Annarita Zambrano - France - 2017 - vost - 92' - Couleurs - Numérique

Bologne, 2002. Le refus de la loi travail explose dans les universités. L’assassinat d’un juge ouvre des vieilles blessures politiques entre l’Italie et la France. 

Marco, ex-militant d'extrême gauche, condamné pour meurtre et réfugié en France depuis 20 ans grâce à la Doctrine Mitterrand, est soupçonné d’avoir commandité l'attentat. Le gouvernement italien demande son extradition. 
Obligé de prendre la fuite avec Viola sa fille de 16 ans, sa vie bascule à tout jamais, ainsi que celle de sa famille en Italie qui se retrouve à payer pour ses fautes passées.

Critique

La cinéaste Franco-Italienne impressionne par son sens de la mise en scène.

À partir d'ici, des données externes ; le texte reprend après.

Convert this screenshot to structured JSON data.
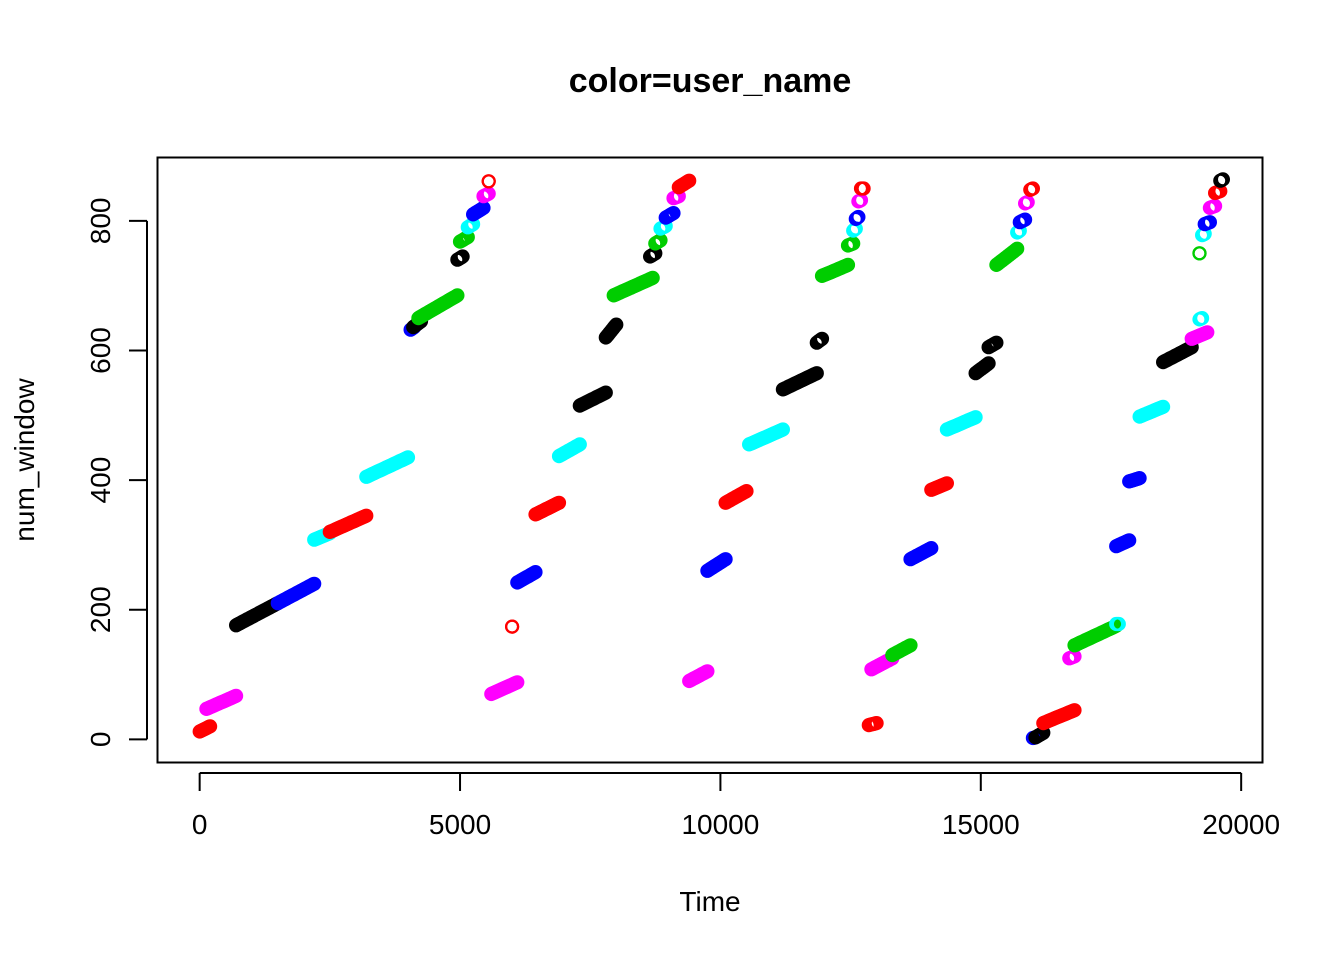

L’existence d’Annarita, née à Rome et vivant en France depuis vingt ans, est à l’image de son film, Dopo la Guerra, histoire tragique entre deux pays, deux générations et deux familles italienne et française. En effet, après la guerre, c’est encore la guerre. Il ne suffit pas pour ceux, dissociés, repentis, prisonniers ou exilés, tous actifs dans divers mouvements proches des Brigades rouges, de s’être pour la plupart mariés, d’avoir eu des enfants pour que leur vie continue calme et tranquille. Il suffit de se souvenir du cas de Cesare Battisti, membre des PAC (Prolétaires armés pour le communisme), exilé en France en bénéficiant de la « doctrine Mitterrand » puis menacé d’extradition, alors qu’il était devenu un écrivain reconnu, en 2004 sous la présidence de Chirac et toujours réfugié au Brésil. Née en 1972, Annarita est issue de cette guerre et revisite son histoire d’enfance vécue alors dans le terrorisme quotidien, posant la question d’une justice appliquée entre deux pays, l’Italie et la France, dont les lois n’ont pas le même esprit. Ce qui est considéré comme terrorisme dans l’un est jugé dans un contexte de guerre civile dans l’autre. À partir du meurtre du juge Marco Biagi en 2002, dont Annarita s’est inspirée, elle fait œuvre politique et philosophique sur la prédestination tragique des enfants à payer pour leurs pères, issus souvent d’une classe bourgeoise et écrasante de passivité. L’Enfer de Dante n’est jamais loin. La mise en scène grandiose d’Annarita Zambrano renoue avec la grande tradition du cinéma politique italien façon Elio Petri.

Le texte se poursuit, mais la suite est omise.